M. Wynn Thomas bemoans the grudging, shadowy, marginal, maverick and shaky existence of Welsh studies
‘Welsh Studies’: a limp term, I’ve always felt. Whoever heard of ‘English Studies’ in England? There, as in every other confidently established country, constant self-sustaining reflection on its own complex distinctiveness is so hard-wired into public consciousness and routinely mainstreamed in its education system, as in its popular culture, that it is taken for granted and thus invisible.
Not so in Wales. And so ‘Welsh Studies’ is the only term we have to describe the collective effort by scholars and writers in a multitude of different disciplines across the Sciences as well as the Arts to review every aspect of that which has made, and continues to make, us the people that we are.

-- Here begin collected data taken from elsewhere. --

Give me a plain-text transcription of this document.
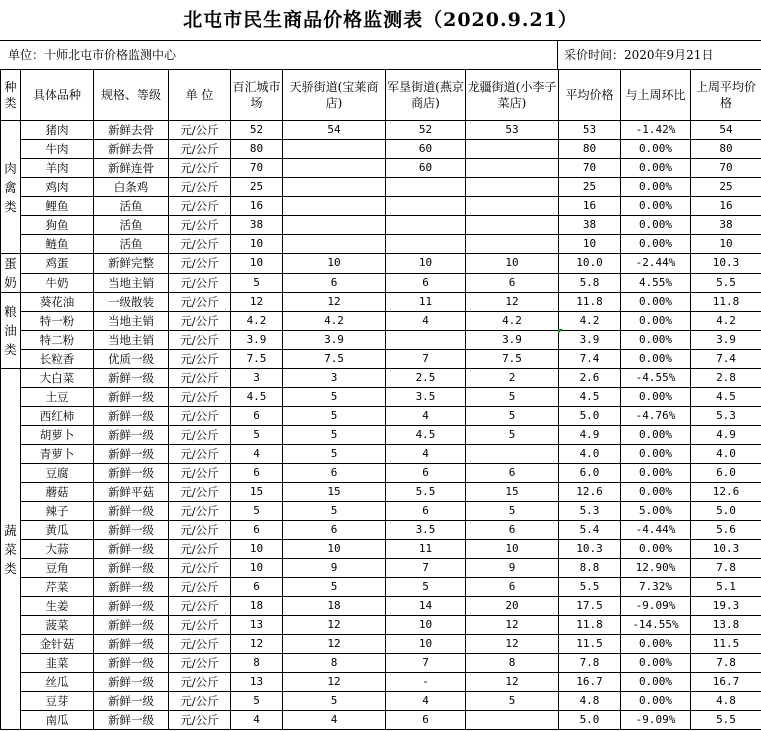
北屯市民生商品价格监测表（2020.9.21）
单位：十师北屯市价格监测中心	采价时间：2020年9月21日
种类	具体品种	规格、等级	单 位	百汇城市场	天骄街道(宝莱商店)	军垦街道(燕京商店)	龙疆街道(小李子菜店)	平均价格	与上周环比	上周平均价格
肉禽类	猪肉	新鲜去骨	元/公斤	52	54	52	53	53	-1.42%	54
	牛肉	新鲜去骨	元/公斤	80		60		80	0.00%	80
	羊肉	新鲜连骨	元/公斤	70		60		70	0.00%	70
	鸡肉	白条鸡	元/公斤	25				25	0.00%	25
	鲤鱼	活鱼	元/公斤	16				16	0.00%	16
	狗鱼	活鱼	元/公斤	38				38	0.00%	38
	鲢鱼	活鱼	元/公斤	10				10	0.00%	10
蛋奶	鸡蛋	新鲜完整	元/公斤	10	10	10	10	10.0	-2.44%	10.3
	牛奶	当地主销	元/公斤	5	6	6	6	5.8	4.55%	5.5
粮油类	葵花油	一级散装	元/公斤	12	12	11	12	11.8	0.00%	11.8
	特一粉	当地主销	元/公斤	4.2	4.2	4	4.2	4.2	0.00%	4.2
	特二粉	当地主销	元/公斤	3.9	3.9		3.9	3.9	0.00%	3.9
	长粒香	优质一级	元/公斤	7.5	7.5	7	7.5	7.4	0.00%	7.4
蔬菜类	大白菜	新鲜一级	元/公斤	3	3	2.5	2	2.6	-4.55%	2.8
	土豆	新鲜一级	元/公斤	4.5	5	3.5	5	4.5	0.00%	4.5
	西红柿	新鲜一级	元/公斤	6	5	4	5	5.0	-4.76%	5.3
	胡萝卜	新鲜一级	元/公斤	5	5	4.5	5	4.9	0.00%	4.9
	青萝卜	新鲜一级	元/公斤	4	5	4		4.0	0.00%	4.0
	豆腐	新鲜一级	元/公斤	6	6	6	6	6.0	0.00%	6.0
	蘑菇	新鲜平菇	元/公斤	15	15	5.5	15	12.6	0.00%	12.6
	辣子	新鲜一级	元/公斤	5	5	6	5	5.3	5.00%	5.0
	黄瓜	新鲜一级	元/公斤	6	6	3.5	6	5.4	-4.44%	5.6
	大蒜	新鲜一级	元/公斤	10	10	11	10	10.3	0.00%	10.3
	豆角	新鲜一级	元/公斤	10	9	7	9	8.8	12.90%	7.8
	芹菜	新鲜一级	元/公斤	6	5	5	6	5.5	7.32%	5.1
	生姜	新鲜一级	元/公斤	18	18	14	20	17.5	-9.09%	19.3
	菠菜	新鲜一级	元/公斤	13	12	10	12	11.8	-14.55%	13.8
	金针菇	新鲜一级	元/公斤	12	12	10	12	11.5	0.00%	11.5
	韭菜	新鲜一级	元/公斤	8	8	7	8	7.8	0.00%	7.8
	丝瓜	新鲜一级	元/公斤	13	12	-	12	16.7	0.00%	16.7
	豆芽	新鲜一级	元/公斤	5	5	4	5	4.8	0.00%	4.8
	南瓜	新鲜一级	元/公斤	4	4	6		5.0	-9.09%	5.5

Without such intelligent, rigorous, reflective self-knowledge, Wales – like any other national community – would cease to exist.

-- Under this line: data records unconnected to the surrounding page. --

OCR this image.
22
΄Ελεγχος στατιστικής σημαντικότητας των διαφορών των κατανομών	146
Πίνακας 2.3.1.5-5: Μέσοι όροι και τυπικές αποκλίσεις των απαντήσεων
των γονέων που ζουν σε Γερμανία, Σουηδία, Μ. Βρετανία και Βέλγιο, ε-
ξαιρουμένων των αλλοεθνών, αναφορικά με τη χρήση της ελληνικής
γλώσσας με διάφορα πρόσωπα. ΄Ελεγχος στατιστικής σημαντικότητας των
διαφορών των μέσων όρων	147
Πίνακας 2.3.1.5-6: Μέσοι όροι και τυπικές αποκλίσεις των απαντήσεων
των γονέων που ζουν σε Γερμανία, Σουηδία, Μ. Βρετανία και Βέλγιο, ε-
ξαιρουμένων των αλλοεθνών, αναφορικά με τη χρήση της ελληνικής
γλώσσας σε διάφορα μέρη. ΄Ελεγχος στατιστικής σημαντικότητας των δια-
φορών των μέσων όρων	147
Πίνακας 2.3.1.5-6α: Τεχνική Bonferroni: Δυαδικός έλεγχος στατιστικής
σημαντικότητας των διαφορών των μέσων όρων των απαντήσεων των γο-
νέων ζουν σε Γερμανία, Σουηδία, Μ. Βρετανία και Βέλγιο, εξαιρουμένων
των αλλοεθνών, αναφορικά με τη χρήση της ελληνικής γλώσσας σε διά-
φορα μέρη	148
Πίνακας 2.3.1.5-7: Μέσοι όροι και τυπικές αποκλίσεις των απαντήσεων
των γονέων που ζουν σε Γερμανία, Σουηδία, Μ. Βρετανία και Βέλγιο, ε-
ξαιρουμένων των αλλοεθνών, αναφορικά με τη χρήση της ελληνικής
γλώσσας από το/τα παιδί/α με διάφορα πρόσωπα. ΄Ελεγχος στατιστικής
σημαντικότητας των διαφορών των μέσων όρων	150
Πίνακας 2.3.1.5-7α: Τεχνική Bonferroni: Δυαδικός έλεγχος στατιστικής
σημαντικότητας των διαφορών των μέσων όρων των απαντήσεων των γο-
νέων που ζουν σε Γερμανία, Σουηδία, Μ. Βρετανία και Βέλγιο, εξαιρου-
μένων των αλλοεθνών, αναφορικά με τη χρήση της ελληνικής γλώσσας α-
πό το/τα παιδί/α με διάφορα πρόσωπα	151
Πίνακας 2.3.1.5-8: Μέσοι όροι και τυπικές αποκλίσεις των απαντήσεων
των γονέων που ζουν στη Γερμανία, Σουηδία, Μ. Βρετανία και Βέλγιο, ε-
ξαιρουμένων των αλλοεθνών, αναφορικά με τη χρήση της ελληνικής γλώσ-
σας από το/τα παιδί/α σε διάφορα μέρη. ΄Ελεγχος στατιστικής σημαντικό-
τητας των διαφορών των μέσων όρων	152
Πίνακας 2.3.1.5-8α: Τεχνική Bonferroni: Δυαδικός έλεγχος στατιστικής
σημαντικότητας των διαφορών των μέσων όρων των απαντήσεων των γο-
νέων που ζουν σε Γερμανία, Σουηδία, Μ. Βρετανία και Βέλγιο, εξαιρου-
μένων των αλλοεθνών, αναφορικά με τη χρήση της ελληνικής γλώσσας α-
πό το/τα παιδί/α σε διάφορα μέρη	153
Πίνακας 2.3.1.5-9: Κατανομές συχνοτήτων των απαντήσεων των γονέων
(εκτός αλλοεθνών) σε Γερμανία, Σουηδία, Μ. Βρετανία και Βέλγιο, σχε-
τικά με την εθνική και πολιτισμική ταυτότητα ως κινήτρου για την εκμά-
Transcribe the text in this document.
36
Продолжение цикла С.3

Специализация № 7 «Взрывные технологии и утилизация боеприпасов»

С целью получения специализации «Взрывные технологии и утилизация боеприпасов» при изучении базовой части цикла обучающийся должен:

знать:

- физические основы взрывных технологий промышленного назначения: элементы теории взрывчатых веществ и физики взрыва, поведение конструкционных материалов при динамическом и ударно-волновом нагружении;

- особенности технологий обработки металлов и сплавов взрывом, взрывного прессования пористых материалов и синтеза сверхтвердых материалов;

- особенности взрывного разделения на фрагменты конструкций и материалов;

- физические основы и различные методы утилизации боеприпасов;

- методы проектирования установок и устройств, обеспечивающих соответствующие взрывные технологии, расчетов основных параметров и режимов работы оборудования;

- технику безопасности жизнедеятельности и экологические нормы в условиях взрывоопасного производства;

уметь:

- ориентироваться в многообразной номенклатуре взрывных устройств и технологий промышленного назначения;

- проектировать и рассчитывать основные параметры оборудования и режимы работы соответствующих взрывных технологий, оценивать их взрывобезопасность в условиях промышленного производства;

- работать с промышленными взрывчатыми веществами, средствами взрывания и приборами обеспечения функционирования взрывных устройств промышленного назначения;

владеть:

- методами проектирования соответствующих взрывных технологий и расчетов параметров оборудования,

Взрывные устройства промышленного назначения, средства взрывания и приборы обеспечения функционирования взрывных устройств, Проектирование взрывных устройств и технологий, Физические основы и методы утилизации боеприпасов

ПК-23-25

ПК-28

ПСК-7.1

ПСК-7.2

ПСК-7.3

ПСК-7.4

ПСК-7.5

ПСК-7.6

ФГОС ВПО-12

Because at bottom every such community is a conditional ideological construct – what Renan vividly called ‘a daily plebiscite’. Such intellectually structured forms of self-reflexivity are therefore universal in national communities across the globe, recognized as being of the first importance for the ‘body politic’. Consequently, they are actively supported, and promoted by their universities – key modern institutions for the purpose – and securely underwritten by indispensable financial and other guarantees.
But this is not the case in Wales. Here, ‘Welsh Studies’ in any meaningful sense has never been ‘mainstreamed’ and thus robustly ‘institutionalised’, by any of our academic institutions. It has always enjoyed a grudging, shadowy, marginal, maverick and decidedly shaky existence. A generation ago the study of Welsh history was in serious danger of disappearing, as a cadre of historians reached retirement age and, with no policy of guaranteed replacement, universities dragged their feet.
Had it indeed disappeared, then there could now be no Huw Edwards with his popular TV overviews of the long, colourful Welsh past. In Welsh universities, the existence of ‘Welsh Studies’ has always been disgracefully precarious. But currently it is facing a threat as serious as any.
Indeed the scholars of Wales are currently staring disaster in the face. The Higher Education Council for Wales has announced that as from early this summer the modest funding arrangements (currently £132,000 a yea) upon which Welsh Studies publications have largely depended for the last fifteen years will be discontinued. And no decision about whether or not it should be renewed will be made until at least the end of 2014. That immediately places at risk preparation for the 2020 Research Excellence Framework, the new system for assessing the quality of research in UK higher education institutions.
Although not all Welsh Studies publications are dependent on a distinct funding stream, the great majority are. When this stream dries up, it removes from presses and from most scholars a crucial means of guaranteeing quality production to the census deadline of the end of 2019. Consequently, young scholars will have to think very hard before entering the field of Welsh Studies, and established scholars may have to consider retraining for services elsewhere.
For those prepared to take the above risks, planning for REF would be very heavily compromised. Since presses would require submission of texts by mid-2018 in order to guarantee publication, most scholars – even if funding were to be resumed – would have only from late 2015 (the process of agreeing a contract with a press could not reasonably be completed before then) in which both to research and to publish their monographs.
That is less than three years in total. One is left wondering whether those with the power to reach fateful funding decisions actually have any active experience of research these days. Or has the clear divide of ‘career paths’ between management and scholarship that now sadly characterises the higher education system begun to produce the expected pernicious effects?
This situation is so worrying that it calls for a powerful, concerted, and clearly focused response. Consequently the Learned Society of Wales has in mind to co-ordinate a campaign to address what is an urgent problem. Longer term, the formation of a ‘Welsh Studies Association’ would seem to be very much in the interests of scholars in all the numerous relevant disciplines that embrace Medicine and the Sciences as well as the Social Sciences, Arts and Humanities.